The 1x Provider ($500):
- Positions as a "Web Designer."
- Sells: "A 5-page WordPress site."
- Process: Asks the client what colors they like.
- Result: A digital brochure that no one visits.
- Client: A local dry cleaner who complains about the price.
The 10x Provider ($50,000):
- Positions as a "Conversion Architect for SaaS Companies."
- Sells: "A customer acquisition system designed to reduce churn and increase LTV (Lifetime Value)."
- Process: Analyzes user data, rewrites the copy to address specific pain points, and builds a lead-capture engine.
- Result: A 20% increase in trial-to-paid conversions, worth $400k in the first year.
- Client: A venture-backed startup that views the $50k as a bargain.
Is the 10x provider working 100 times harder? No. They are likely working fewer hours because they have a system. They are simply solving a more expensive problem for a client with more leverage, and they have positioned themselves as the only person capable of doing it.
The Arrogance of Excellence
People call me arrogant because I don’t pretend that all services are equal. I don't pretend that "trying your best" matters.
The market doesn't pay for effort. It pays for the relief of pain and the achievement of goals.

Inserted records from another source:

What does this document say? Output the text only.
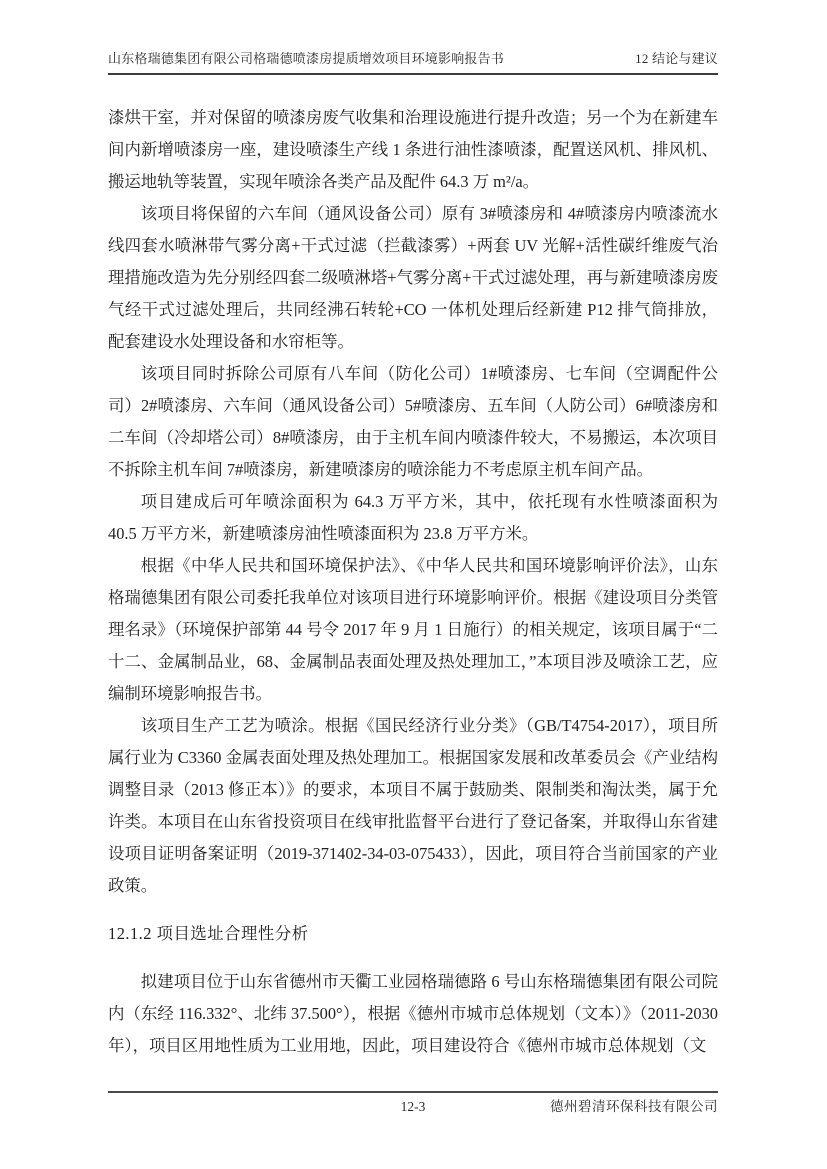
山东格瑞德集团有限公司格瑞德喷漆房提质增效项目环境影响报告书	12 结论与建议

漆烘干室，并对保留的喷漆房废气收集和治理设施进行提升改造；另一个为在新建车间内新增喷漆房一座，建设喷漆生产线 1 条进行油性漆喷漆，配置送风机、排风机、搬运地轨等装置，实现年喷涂各类产品及配件 64.3 万 m²/a。

该项目将保留的六车间（通风设备公司）原有 3#喷漆房和 4#喷漆房内喷漆流水线四套水喷淋带气雾分离+干式过滤（拦截漆雾）+两套 UV 光解+活性碳纤维废气治理措施改造为先分别经四套二级喷淋塔+气雾分离+干式过滤处理，再与新建喷漆房废气经干式过滤处理后，共同经沸石转轮+CO 一体机处理后经新建 P12 排气筒排放，配套建设水处理设备和水帘柜等。

该项目同时拆除公司原有八车间（防化公司）1#喷漆房、七车间（空调配件公司）2#喷漆房、六车间（通风设备公司）5#喷漆房、五车间（人防公司）6#喷漆房和二车间（冷却塔公司）8#喷漆房，由于主机车间内喷漆件较大，不易搬运，本次项目不拆除主机车间 7#喷漆房，新建喷漆房的喷涂能力不考虑原主机车间产品。

项目建成后可年喷涂面积为 64.3 万平方米，其中，依托现有水性喷漆面积为 40.5 万平方米，新建喷漆房油性喷漆面积为 23.8 万平方米。

根据《中华人民共和国环境保护法》、《中华人民共和国环境影响评价法》，山东格瑞德集团有限公司委托我单位对该项目进行环境影响评价。根据《建设项目分类管理名录》（环境保护部第 44 号令 2017 年 9 月 1 日施行）的相关规定，该项目属于“二十二、金属制品业，68、金属制品表面处理及热处理加工，”本项目涉及喷涂工艺，应编制环境影响报告书。

该项目生产工艺为喷涂。根据《国民经济行业分类》（GB/T4754-2017），项目所属行业为 C3360 金属表面处理及热处理加工。根据国家发展和改革委员会《产业结构调整目录（2013 修正本）》的要求，本项目不属于鼓励类、限制类和淘汰类，属于允许类。本项目在山东省投资项目在线审批监督平台进行了登记备案，并取得山东省建设项目证明备案证明（2019-371402-34-03-075433），因此，项目符合当前国家的产业政策。

12.1.2 项目选址合理性分析

拟建项目位于山东省德州市天衢工业园格瑞德路 6 号山东格瑞德集团有限公司院内（东经 116.332°、北纬 37.500°），根据《德州市城市总体规划（文本）》（2011-2030 年），项目区用地性质为工业用地，因此，项目建设符合《德州市城市总体规划（文

12-3	德州碧清环保科技有限公司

If you are tired of being "busy but broke," it is because you are hiding behind the safety of being "reasonable." You are staying relatable because you’re afraid of the responsibility that comes with being an authority.

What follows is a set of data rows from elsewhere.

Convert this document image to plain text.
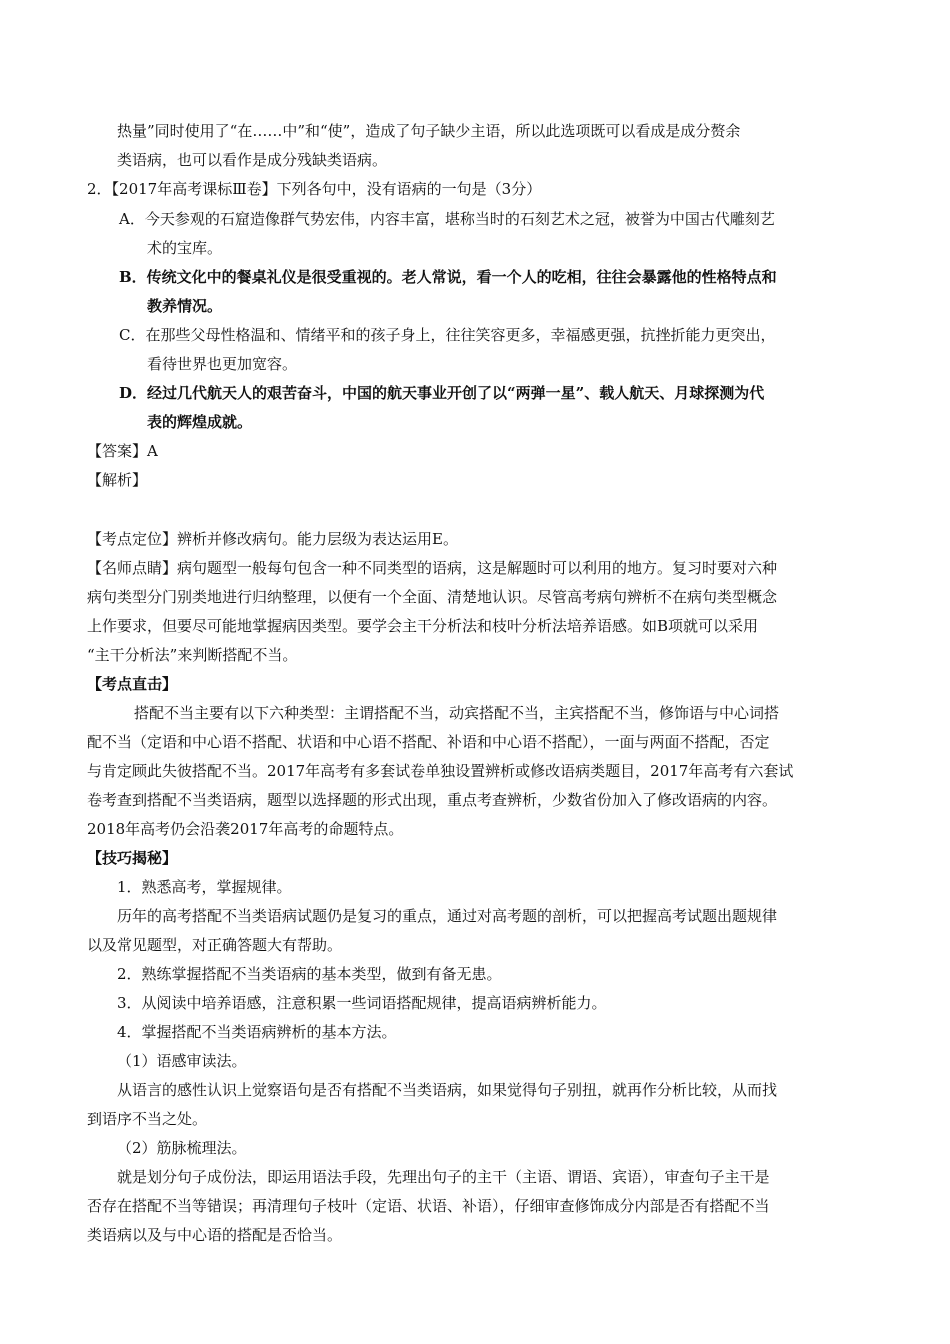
热量”同时使用了“在……中”和“使”，造成了句子缺少主语，所以此选项既可以看成是成分赘余
类语病，也可以看作是成分残缺类语病。
2．【2017年高考课标Ⅲ卷】下列各句中，没有语病的一句是（3分）
A．今天参观的石窟造像群气势宏伟，内容丰富，堪称当时的石刻艺术之冠，被誉为中国古代雕刻艺
术的宝库。
B．传统文化中的餐桌礼仪是很受重视的。老人常说，看一个人的吃相，往往会暴露他的性格特点和
教养情况。
C．在那些父母性格温和、情绪平和的孩子身上，往往笑容更多，幸福感更强，抗挫折能力更突出，
看待世界也更加宽容。
D．经过几代航天人的艰苦奋斗，中国的航天事业开创了以“两弹一星”、载人航天、月球探测为代
表的辉煌成就。
【答案】A
【解析】
【考点定位】辨析并修改病句。能力层级为表达运用E。
【名师点睛】病句题型一般每句包含一种不同类型的语病，这是解题时可以利用的地方。复习时要对六种
病句类型分门别类地进行归纳整理，以便有一个全面、清楚地认识。尽管高考病句辨析不在病句类型概念
上作要求，但要尽可能地掌握病因类型。要学会主干分析法和枝叶分析法培养语感。如B项就可以采用
“主干分析法”来判断搭配不当。
【考点直击】
搭配不当主要有以下六种类型：主谓搭配不当，动宾搭配不当，主宾搭配不当，修饰语与中心词搭
配不当（定语和中心语不搭配、状语和中心语不搭配、补语和中心语不搭配），一面与两面不搭配，否定
与肯定顾此失彼搭配不当。2017年高考有多套试卷单独设置辨析或修改语病类题目，2017年高考有六套试
卷考查到搭配不当类语病，题型以选择题的形式出现，重点考查辨析，少数省份加入了修改语病的内容。
2018年高考仍会沿袭2017年高考的命题特点。
【技巧揭秘】
1．熟悉高考，掌握规律。
历年的高考搭配不当类语病试题仍是复习的重点，通过对高考题的剖析，可以把握高考试题出题规律
以及常见题型，对正确答题大有帮助。
2．熟练掌握搭配不当类语病的基本类型，做到有备无患。
3．从阅读中培养语感，注意积累一些词语搭配规律，提高语病辨析能力。
4．掌握搭配不当类语病辨析的基本方法。
（1）语感审读法。
从语言的感性认识上觉察语句是否有搭配不当类语病，如果觉得句子别扭，就再作分析比较，从而找
到语序不当之处。
（2）筋脉梳理法。
就是划分句子成份法，即运用语法手段，先理出句子的主干（主语、谓语、宾语），审查句子主干是
否存在搭配不当等错误；再清理句子枝叶（定语、状语、补语），仔细审查修饰成分内部是否有搭配不当
类语病以及与中心语的搭配是否恰当。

When you charge 10x, you have to deliver. You have to have a system that works. You have to be willing to tell a client they are wrong. You have to be willing to walk away from a deal that doesn't fit your structure.
Most people aren't stuck; they are comfortable. They would rather complain about their low rates than do the hard work of narrowing their focus and claiming their authority.
The Reality Check
If you want to move from the 1x world to the 10x world, you must accept three uncomfortable truths:
- You are currently the bottleneck. Your desire to be "helpful" and "available" is what’s keeping you poor.
- Your "market" is a lie. The market is whatever you can convince a specific person to pay for a specific result.
- Positioning is a permanent job. You don't do it once. You reinforce it with every email, every piece of content, and every "no" you give to a sub-par prospect.
Stop asking for permission to be successful. Stop waiting for someone to "discover" your value. Value is not discovered; it is declared.
Build a system. Find a high-stakes problem. Narrow your focus until you have no competition. Then, and only then, double your price. And then do it again.
The view is much better from the top, and the people you meet there are much more pleasant to deal with. But you won't get there by being obedient. You get there by positioning yourself as the prize.
Now, go look at your current offer and ask yourself: "Am I selling the planks, or am I selling the destination?" If it's the planks, start over.